Hal itu disampaikan Menteri Perhubungan (Menhub) Republik Indonesia Dudy Purwagandhi dalam Resepsi Diplomatik Pencalonan Indonesia sebagai Anggota Dewan International Maritime Organization (IMO) Kategori C Periode 2026-2027, yang digelar di Jakarta, Jumat, 7 November 2025.
Menurut Menhub Dudy, salah satu bentuk kontribusi Indonesia adalah menjaga ketahanan maritim serta mendukung perlindungan laut dan keselamatan pelayaran.
“Sebagai negara kepulauan terbesar di dunia, Indonesia memiliki tanggung jawab besar untuk menjaga keselamatan pelayaran dan kelestarian lingkungan laut,” ujar Menhub Dudy.
Ia menambahkan, di bawah visi Asta Cita Presiden Prabowo Subianto, pemerintah berupaya memperkuat tata kelola kelautan yang baik (good ocean governance) dan memperluas kerja sama internasional dalam bidang keselamatan pelayaran, perlindungan lingkungan laut, kesejahteraan pelaut, serta peningkatan kapasitas sumber daya manusia maritim.
Sejak bergabung dengan IMO pada 1961 dan menjadi anggota Dewan sejak 1973, Indonesia secara konsisten berkomitmen menegakkan standar global di bidang keselamatan dan keamanan pelayaran, perlindungan lingkungan laut, serta pengembangan kapasitas SDM melalui kolaborasi dengan negara-negara maritim dunia.
Menhub menegaskan bahwa Indonesia terus memastikan penerapan standar keselamatan tertinggi di laut dengan memperkuat sistem komunikasi maritim dan mengintegrasikan berbagai instrumen IMO ke dalam kebijakan nasional.
Selama periode keanggotaan 2024–2025, Indonesia mencatat sejumlah capaian penting di bidang maritim, antara lain:
Implementasi penuh Traffic Separation Scheme (TSS) di Selat Sunda dan Selat Lombok sejak 2020, yang meningkatkan keselamatan pelayaran.
Penetapan Nusa Penida dan Gili Matra sebagai Particularly Sensitive Sea Area (PSSA) oleh IMO pada Oktober 2024.
Dukungan terhadap dekarbonisasi maritim, melalui program B40 biodiesel, kapal berbahan bakar LNG, teknologi hibrida LNG-listrik, serta proyek energi terbarukan seperti hidrogen hijau dan bioetanol.

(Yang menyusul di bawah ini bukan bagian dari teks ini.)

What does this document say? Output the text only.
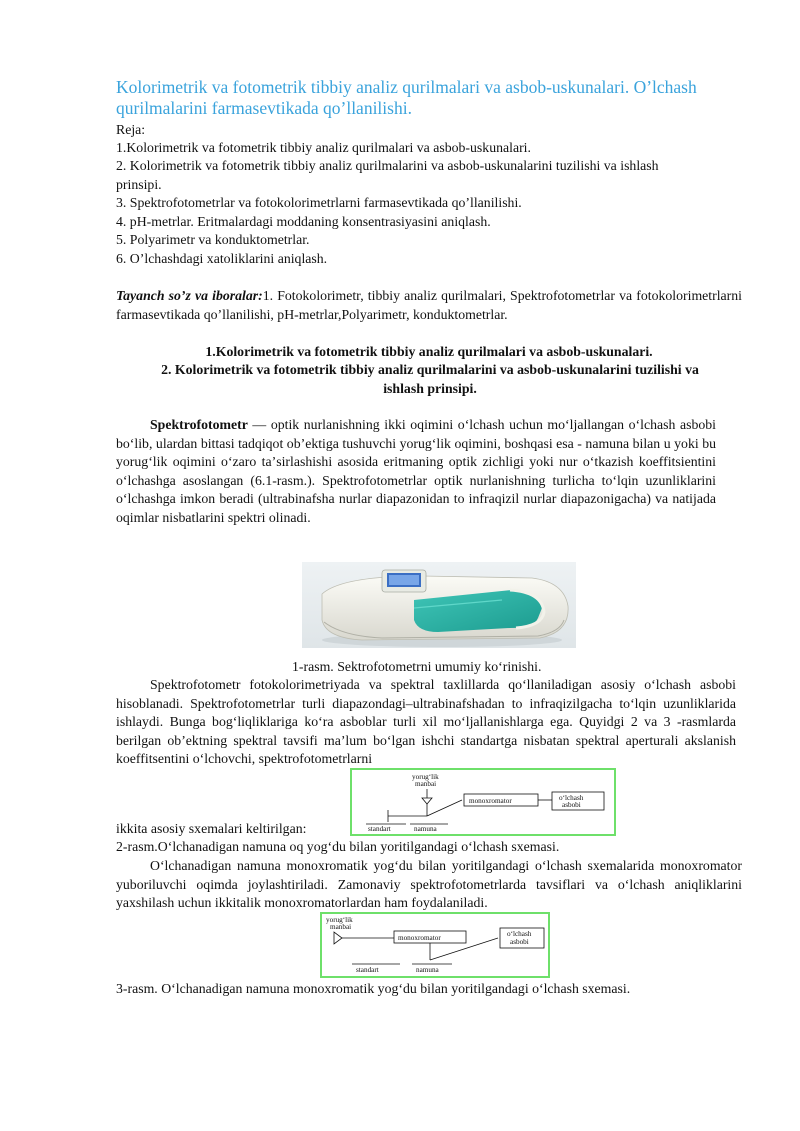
Kolorimetrik va fotometrik tibbiy analiz qurilmalari va asbob-uskunalari. O’lchash qurilmalarini farmasevtikada qo’llanilishi.
Reja:
1.Kolorimetrik va fotometrik tibbiy analiz qurilmalari va asbob-uskunalari.
2. Kolorimetrik va fotometrik tibbiy analiz qurilmalarini va asbob-uskunalarini tuzilishi va ishlash
prinsipi.
3. Spektrofotometrlar va fotokolorimetrlarni farmasevtikada qo’llanilishi.
4. pH-metrlar. Eritmalardagi moddaning konsentrasiyasini aniqlash.
5. Polyarimetr va konduktometrlar.
6. O’lchashdagi xatoliklarini aniqlash.
Tayanch so’z va iboralar:1. Fotokolorimetr, tibbiy analiz qurilmalari, Spektrofotometrlar va fotokolorimetrlarni farmasevtikada qo’llanilishi, pH-metrlar,Polyarimetr, konduktometrlar.
1.Kolorimetrik va fotometrik tibbiy analiz qurilmalari va asbob-uskunalari.
2. Kolorimetrik va fotometrik tibbiy analiz qurilmalarini va asbob-uskunalarini tuzilishi va ishlash prinsipi.
Spektrofotometr — optik nurlanishning ikki oqimini oʻlchash uchun moʻljallangan oʻlchash asbobi boʻlib, ulardan bittasi tadqiqot obʼektiga tushuvchi yorugʻlik oqimini, boshqasi esa - namuna bilan u yoki bu yorugʻlik oqimini oʻzaro taʼsirlashishi asosida eritmaning optik zichligi yoki nur oʻtkazish koeffitsientini oʻlchashga asoslangan (6.1-rasm.). Spektrofotometrlar optik nurlanishning turlicha toʻlqin uzunliklarini oʻlchashga imkon beradi (ultrabinafsha nurlar diapazonidan to infraqizil nurlar diapazonigacha) va natijada oqimlar nisbatlarini spektri olinadi.
1-rasm. Sektrofotometrni umumiy koʻrinishi.
Spektrofotometr fotokolorimetriyada va spektral taxlillarda qoʻllaniladigan asosiy oʻlchash asbobi hisoblanadi. Spektrofotometrlar turli diapazondagi–ultrabinafshadan to infraqizilgacha toʻlqin uzunliklarida ishlaydi. Bunga bogʻliqliklariga koʻra asboblar turli xil moʻljallanishlarga ega. Quyidgi 2 va 3 -rasmlarda berilgan obʼektning spektral tavsifi maʼlum boʻlgan ishchi standartga nisbatan spektral aperturali akslanish koeffitsentini oʻlchovchi, spektrofotometrlarni
ikkita asosiy sxemalari keltirilgan:
yorugʻlik
manbai
monoxromator	oʻlchash
asbobi
standart	namuna
2-rasm.Oʻlchanadigan namuna oq yogʻdu bilan yoritilgandagi oʻlchash sxemasi.
Oʻlchanadigan namuna monoxromatik yogʻdu bilan yoritilgandagi oʻlchash sxemalarida monoxromator yuboriluvchi oqimda joylashtiriladi. Zamonaviy spektrofotometrlarda tavsiflari va oʻlchash aniqliklarini yaxshilash uchun ikkitalik monoxromatorlardan ham foydalaniladi.
yorugʻlik
manbai
monoxromator	oʻlchash
asbobi
standart	namuna
3-rasm. Oʻlchanadigan namuna monoxromatik yogʻdu bilan yoritilgandagi oʻlchash sxemasi.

Digitalisasi pelabuhan lewat penerapan sistem Inaportnet di 264 pelabuhan sesuai Konvensi FAL, serta pembangunan fasilitas Onshore Power Supply (OPS) di pelabuhan besar untuk menekan emisi gas rumah kaca.

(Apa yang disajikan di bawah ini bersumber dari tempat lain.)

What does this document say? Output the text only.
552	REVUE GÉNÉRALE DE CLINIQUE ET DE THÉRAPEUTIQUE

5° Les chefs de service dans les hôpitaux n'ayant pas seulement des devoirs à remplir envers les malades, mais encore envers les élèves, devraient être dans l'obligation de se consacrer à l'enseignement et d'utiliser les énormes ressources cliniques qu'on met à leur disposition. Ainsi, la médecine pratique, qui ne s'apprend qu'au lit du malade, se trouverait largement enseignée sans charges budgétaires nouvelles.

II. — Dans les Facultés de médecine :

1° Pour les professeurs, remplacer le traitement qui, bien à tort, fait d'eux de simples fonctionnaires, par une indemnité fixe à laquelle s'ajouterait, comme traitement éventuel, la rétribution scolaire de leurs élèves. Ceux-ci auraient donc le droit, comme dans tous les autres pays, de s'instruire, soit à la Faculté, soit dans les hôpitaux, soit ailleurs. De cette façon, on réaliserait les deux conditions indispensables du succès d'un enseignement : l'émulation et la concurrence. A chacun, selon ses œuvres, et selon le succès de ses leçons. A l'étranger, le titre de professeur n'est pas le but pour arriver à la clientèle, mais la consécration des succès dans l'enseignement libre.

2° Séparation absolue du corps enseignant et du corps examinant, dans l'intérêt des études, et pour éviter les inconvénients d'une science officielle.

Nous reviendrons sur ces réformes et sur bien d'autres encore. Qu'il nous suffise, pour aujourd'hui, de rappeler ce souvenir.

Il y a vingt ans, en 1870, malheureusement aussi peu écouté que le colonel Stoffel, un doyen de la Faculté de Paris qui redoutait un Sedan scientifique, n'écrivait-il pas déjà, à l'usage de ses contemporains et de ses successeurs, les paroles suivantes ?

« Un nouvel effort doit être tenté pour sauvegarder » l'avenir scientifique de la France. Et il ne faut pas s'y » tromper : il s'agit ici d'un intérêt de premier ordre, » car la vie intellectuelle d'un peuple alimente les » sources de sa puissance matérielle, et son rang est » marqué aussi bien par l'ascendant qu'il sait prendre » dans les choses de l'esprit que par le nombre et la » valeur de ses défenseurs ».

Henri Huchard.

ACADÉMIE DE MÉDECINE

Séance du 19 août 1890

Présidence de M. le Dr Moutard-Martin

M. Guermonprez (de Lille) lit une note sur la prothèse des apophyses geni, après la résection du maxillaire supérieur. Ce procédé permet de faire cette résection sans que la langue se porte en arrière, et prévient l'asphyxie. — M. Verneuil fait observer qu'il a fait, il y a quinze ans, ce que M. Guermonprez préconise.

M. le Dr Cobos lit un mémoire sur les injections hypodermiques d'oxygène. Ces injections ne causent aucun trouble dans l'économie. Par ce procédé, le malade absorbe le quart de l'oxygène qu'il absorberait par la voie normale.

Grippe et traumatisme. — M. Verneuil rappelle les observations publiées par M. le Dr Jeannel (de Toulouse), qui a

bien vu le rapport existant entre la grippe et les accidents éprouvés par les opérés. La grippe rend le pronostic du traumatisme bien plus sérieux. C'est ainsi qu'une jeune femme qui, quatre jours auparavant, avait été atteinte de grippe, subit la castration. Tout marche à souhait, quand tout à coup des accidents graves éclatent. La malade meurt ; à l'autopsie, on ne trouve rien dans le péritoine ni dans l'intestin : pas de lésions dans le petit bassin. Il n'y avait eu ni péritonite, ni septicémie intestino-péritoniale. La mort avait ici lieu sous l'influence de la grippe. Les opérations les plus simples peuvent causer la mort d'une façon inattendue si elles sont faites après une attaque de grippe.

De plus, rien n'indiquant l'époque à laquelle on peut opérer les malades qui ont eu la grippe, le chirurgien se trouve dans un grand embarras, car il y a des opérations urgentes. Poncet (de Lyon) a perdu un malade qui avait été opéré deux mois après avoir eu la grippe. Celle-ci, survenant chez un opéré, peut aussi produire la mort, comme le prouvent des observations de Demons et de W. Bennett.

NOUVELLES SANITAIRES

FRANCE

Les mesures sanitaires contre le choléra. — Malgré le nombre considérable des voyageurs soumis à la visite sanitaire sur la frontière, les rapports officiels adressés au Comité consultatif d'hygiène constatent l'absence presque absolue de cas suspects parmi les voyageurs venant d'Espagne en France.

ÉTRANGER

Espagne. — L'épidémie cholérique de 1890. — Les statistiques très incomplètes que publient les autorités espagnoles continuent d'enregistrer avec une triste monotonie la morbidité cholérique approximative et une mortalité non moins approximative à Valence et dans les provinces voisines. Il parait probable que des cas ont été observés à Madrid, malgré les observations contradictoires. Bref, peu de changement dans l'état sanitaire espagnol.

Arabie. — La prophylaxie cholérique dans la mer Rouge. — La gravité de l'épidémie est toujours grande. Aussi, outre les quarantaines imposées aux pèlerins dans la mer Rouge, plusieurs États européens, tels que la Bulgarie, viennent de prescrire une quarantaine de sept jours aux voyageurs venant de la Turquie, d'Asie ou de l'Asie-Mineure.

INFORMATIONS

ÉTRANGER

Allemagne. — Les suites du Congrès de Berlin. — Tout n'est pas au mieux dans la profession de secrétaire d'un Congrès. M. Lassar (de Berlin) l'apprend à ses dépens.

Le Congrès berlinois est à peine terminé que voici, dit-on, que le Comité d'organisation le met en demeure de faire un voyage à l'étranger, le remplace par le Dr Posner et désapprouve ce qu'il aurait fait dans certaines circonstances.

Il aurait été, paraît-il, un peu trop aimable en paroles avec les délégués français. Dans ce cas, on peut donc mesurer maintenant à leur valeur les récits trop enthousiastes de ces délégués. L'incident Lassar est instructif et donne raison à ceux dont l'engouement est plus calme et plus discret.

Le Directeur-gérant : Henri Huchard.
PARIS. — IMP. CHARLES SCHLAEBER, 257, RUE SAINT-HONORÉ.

Pelatihan internasional ToT dan ToE IMO Model Course bagi negara-negara Afrika Barat dan Tengah, sebagai dukungan terhadap negara berkembang dan kepulauan kecil.
Menhub Dudy berharap negara-negara anggota IMO dapat memberikan dukungan terhadap pencalonan Indonesia sebagai anggota Dewan IMO untuk periode 2026-2027.
“Kami siap memperkuat peran IMO dan memajukan sektor maritim global yang berkelanjutan, inklusif, dan tangguh.
Melalui komitmen, kolaborasi, dan tindakan nyata, mari kita bersama bernavigasi menuju masa depan maritim yang lebih berkeadilan,” tuturnya.
Acara tersebut turut dihadiri Sekretaris Jenderal Kemenhub Antoni Arif Priadi, Dirjen Perhubungan Laut Muhammad Masyhud, Kepala BPSDMP Djarot Tri Wardhono, serta sejumlah duta besar dan perwakilan negara anggota IMO.